Budaya terbentuk dari banyak unsur yang rumit, termasuk sistem agama
dan politik, adat istiadat, bahasa, perkakas, pakaian, bangunan, dan
karya seni. Bahasa, sebagaimana juga budaya, merupakan bagian tak
terpisahkan dari diri manusia sehingga banyak orang cenderung
menganggapnya diwariskan secara genetis. Ketika seseorang berusaha
berkomunikasi dengan orang-orang yang berbeda budaya, dan menyesuaikan
perbedaan-perbedaannya, membuktikan bahwa budaya itu dipelajari.
Budaya adalah suatu pola hidup menyeluruh.
Budaya bersifat kompleks, abstrak, dan luas. Banyak aspek budaya turut
menentukan perilaku komunikatif. Unsur-unsur sosio-budaya ini tersebar,
dan meliputi banyak kegiatan sosial manusia.[5]
Pengertian
budaya menurut ilmuwan Barat juga tidak jauh berbeda dengan pengertian
yang dijelaskan oleh para Ulama Islam. Kebudayaan sangat erat
hubungannya dengan masyarakat. Melville J. Herskovits dan Bronislaw
Malinowski mengemukakan bahwa segala sesuatu yang terdapat dalam
masyarakat ditentukan oleh kebudayaan yang dimiliki oleh masyarakat itu
sendiri. Istilah untuk pendapat itu adalah Cultural-Determinism.
Herskovits memandang kebudayaan
sebagai sesuatu yang turun temurun dari satu generasi ke generasi yang
lain, yang kemudian disebut sebagai superorganic.

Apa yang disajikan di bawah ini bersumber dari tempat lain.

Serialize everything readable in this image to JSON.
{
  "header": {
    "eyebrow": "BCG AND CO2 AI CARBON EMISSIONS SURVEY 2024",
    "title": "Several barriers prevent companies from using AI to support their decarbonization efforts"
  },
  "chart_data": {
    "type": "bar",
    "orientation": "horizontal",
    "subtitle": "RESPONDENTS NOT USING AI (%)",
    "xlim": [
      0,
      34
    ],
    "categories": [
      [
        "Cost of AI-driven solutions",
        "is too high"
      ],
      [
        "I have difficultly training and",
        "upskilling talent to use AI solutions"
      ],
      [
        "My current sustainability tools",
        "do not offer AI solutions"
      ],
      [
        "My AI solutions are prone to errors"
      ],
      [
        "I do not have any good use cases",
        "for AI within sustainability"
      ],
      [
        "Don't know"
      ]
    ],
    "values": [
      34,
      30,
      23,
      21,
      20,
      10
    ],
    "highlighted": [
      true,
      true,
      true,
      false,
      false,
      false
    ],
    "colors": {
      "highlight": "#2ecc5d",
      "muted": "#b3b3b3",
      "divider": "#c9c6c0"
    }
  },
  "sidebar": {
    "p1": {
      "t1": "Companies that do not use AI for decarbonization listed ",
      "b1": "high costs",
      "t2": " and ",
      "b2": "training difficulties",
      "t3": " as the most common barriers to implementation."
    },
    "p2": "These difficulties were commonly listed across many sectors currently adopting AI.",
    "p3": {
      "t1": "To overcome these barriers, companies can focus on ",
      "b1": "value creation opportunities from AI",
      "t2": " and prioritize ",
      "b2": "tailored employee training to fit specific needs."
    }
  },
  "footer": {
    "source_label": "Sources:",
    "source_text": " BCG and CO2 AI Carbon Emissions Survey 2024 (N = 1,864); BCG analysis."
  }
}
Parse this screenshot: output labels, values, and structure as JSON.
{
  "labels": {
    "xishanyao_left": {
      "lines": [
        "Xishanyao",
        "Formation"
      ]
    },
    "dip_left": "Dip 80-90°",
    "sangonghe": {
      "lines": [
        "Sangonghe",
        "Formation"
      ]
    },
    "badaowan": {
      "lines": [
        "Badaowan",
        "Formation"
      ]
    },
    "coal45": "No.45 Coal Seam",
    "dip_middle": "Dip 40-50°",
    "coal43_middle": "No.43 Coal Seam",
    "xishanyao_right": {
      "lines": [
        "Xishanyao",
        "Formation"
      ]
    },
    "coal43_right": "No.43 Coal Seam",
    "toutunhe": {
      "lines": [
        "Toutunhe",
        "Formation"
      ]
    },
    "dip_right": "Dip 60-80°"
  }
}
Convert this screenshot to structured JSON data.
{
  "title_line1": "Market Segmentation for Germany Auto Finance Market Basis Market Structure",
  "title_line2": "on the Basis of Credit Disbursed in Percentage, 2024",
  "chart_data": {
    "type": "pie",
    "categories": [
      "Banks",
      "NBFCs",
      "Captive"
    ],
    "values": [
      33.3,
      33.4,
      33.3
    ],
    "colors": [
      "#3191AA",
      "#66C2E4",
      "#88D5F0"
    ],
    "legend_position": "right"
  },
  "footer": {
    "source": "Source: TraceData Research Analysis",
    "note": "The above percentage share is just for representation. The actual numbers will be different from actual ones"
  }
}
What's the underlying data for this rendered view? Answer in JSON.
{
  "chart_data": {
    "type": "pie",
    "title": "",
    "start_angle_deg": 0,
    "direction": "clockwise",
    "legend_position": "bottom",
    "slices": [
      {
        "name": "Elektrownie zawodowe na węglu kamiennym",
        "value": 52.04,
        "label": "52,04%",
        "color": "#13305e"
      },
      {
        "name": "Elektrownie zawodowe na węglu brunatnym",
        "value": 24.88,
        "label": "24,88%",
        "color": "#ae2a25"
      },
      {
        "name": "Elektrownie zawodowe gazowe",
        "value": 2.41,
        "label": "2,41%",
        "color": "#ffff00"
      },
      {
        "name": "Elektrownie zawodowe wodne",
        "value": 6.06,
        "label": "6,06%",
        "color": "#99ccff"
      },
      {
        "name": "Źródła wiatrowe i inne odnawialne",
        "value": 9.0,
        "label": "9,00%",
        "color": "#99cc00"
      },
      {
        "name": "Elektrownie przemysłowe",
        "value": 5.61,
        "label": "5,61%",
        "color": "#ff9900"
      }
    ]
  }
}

Menurut Andreas Eppink, kebudayaan
mengandung keseluruhan pengertian nilai sosial, norma sosial, ilmu
pengetahuan serta keseluruhan struktur-struktur sosial, religius, dan
lain-lain, tambahan lagi segala pernyataan intelektual, dan artistik
yang menjadi ciri khas suatu masyarakat.
Menurut Edward Burnett Tylor, kebudayaan
merupakan keseluruhan yang kompleks, yang di dalamnya terkandung
pengetahuan, kepercayaan, kesenian, moral, hukum, adat istiadat, dan
kemampuan-kemampuan lain yang didapat seseorang sebagai anggota
masyarakat. Menurut Selo Soemardjan, dan Soelaiman Soemardi, kebudayaan
adalah sarana hasil karya, rasa, dan cipta masyarakat.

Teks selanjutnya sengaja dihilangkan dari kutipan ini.